Todd Rutz: The Baltimore Find of 1934, two little boys were goofing around in the basement of a rented house and they discover a hole in the wall. On August 31, 1934, they pulled 3,558 gold coins out of that hole, all of them pre-1857. At 132 South Eden Street in Baltimore, Maryland. A fair number of those coins, we're talking "gem condition." At the very least, perfect uncirculated or choice uncirculated.
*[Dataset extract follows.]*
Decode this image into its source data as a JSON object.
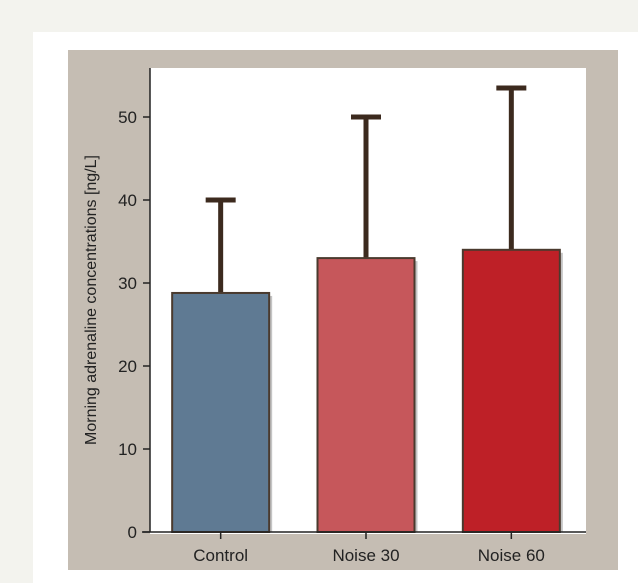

Lew Terry (Property Manager): If it was up to me, I'd never even rent to Nighttrippers—those Daytimer kids who switch over. It's just to irk their parents, they convert. Those delinquents feel compelled to live into every negative stereotype they have about Nighttime culture—loud music and boosting drug highs—but the housing statute says a minimum of 10 percent of your units you have to make available to converts. Casey moved in with nothing, maybe one suitcase, into Unit 3-E. You could go look, only the door's still sealed with police tape.